A 1997 study published by the Pediatric Research in Office Settings (PROS) led a joint committee of the Lawson Wilkins Pediatric Endocrine Society to state that pubertal findings in black girls six years and older and in white girls seven years and older were normal. The age revision defining precocious puberty resulted from observations that girls in the United States were reaching puberty at a younger age than was previously considered normal. Midyett and colleagues hypothesize that the new guidelines, if followed, will lead to a significant underdiagnosis of endocrine conditions.
The authors performed a retrospective medical record review to determine the extent to which girls six to eight years of age who were referred to the pediatric endocrinology clinic had endocrine pathology, and whether they had true precocious puberty (characterized by two signs of puberty) or merely isolated premature thelarche or adrenarche. They also investigated whether the girls without pathology were more likely to be obese.
The authors reviewed 1,570 outpatient visits to their pediatric endocrinology clinic by white girls seven to eight years of age and black girls six to eight years of age. Of the 663 patients making these visits, 223 had been referred solely to be evaluated for precocious puberty. Statistical analysis was performed to compare differences in height, weight, and bone age between girls with two signs of puberty versus one, and to compare pathology between lean and obese girls.
Of the 223 study patients, 105 (47 percent) had two signs of puberty, 83 (37 percent) had pubic hair alone, and 24 (11 percent) had breast development alone. The remaining 11 girls (5 percent) had no actual pubertal findings. Of the 212 patients found to have signs of puberty, 95 (45 percent) were obese. Although the majority of girls were diagnosed with idiopathic pubertal development, 26 girls had additional endocrine diagnoses, among them neurofibromatosis, growth hormone deficiency, McCune-Albright syndrome, hypothyroidism, congenital adrenal hyperplasia, pituitary microadenoma, and hyperinsulinism.
Patients with two signs of pubertal development had significantly greater weight z scores, greater height z scores, higher body mass index, and more advanced bone age than girls with only one sign of puberty. Although 45 percent of the total patients were obese, 81 percent of the girls with a diagnosis of additional endocrine conditions were obese.
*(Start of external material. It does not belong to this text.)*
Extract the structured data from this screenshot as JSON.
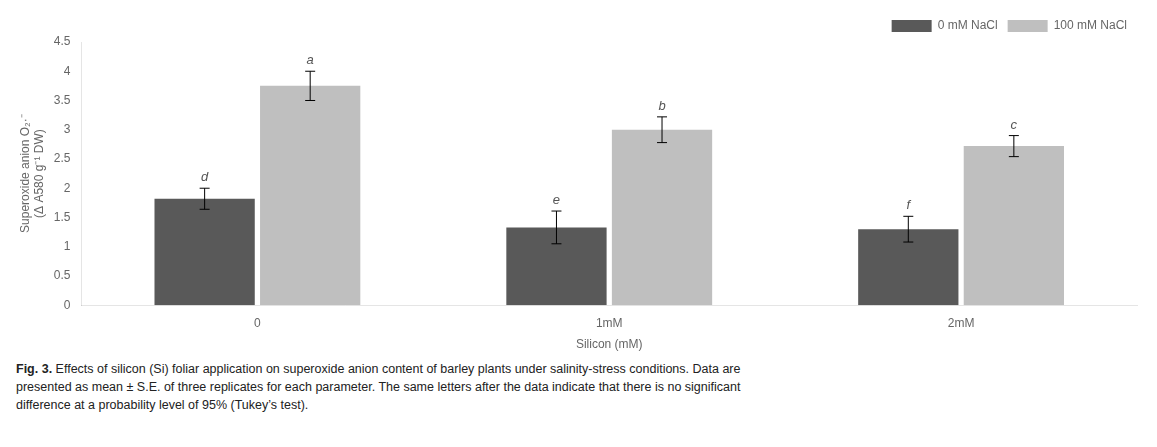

Pathologic endocrine conditions were present in a subset of referred patients who would have been defined as normal by the PROS study. Overall, 12.3 percent of the patients six to eight years of age manifested pathologic explanations for their sexual precocity. In addition, a sizable proportion of patients presented with advanced bone age, which signified loss of adult height potential. Adding to possible concerns, the authors cite studies suggesting that premature adrenarche may be a marker for hyperinsulinism. They also question whether the current onset of puberty is that much earlier than it has been in the past. They did not find any statistically significant differences in the incidence of true precocious puberty between black and white girls. Moreover, obesity was not associated with a decreased rate of pathologic findings.
The authors conclude that all girls younger than eight years with two signs of puberty should be referred for endocrine evaluation. Girls younger than eight years with one sign of puberty should, at a minimum, have a bone age evaluation.
CAROLINE WELLBERY, M.D.
Midyett LK, et al. Are pubertal changes in girls before age 8 benign? Pediatrics January 2003;111:47-51.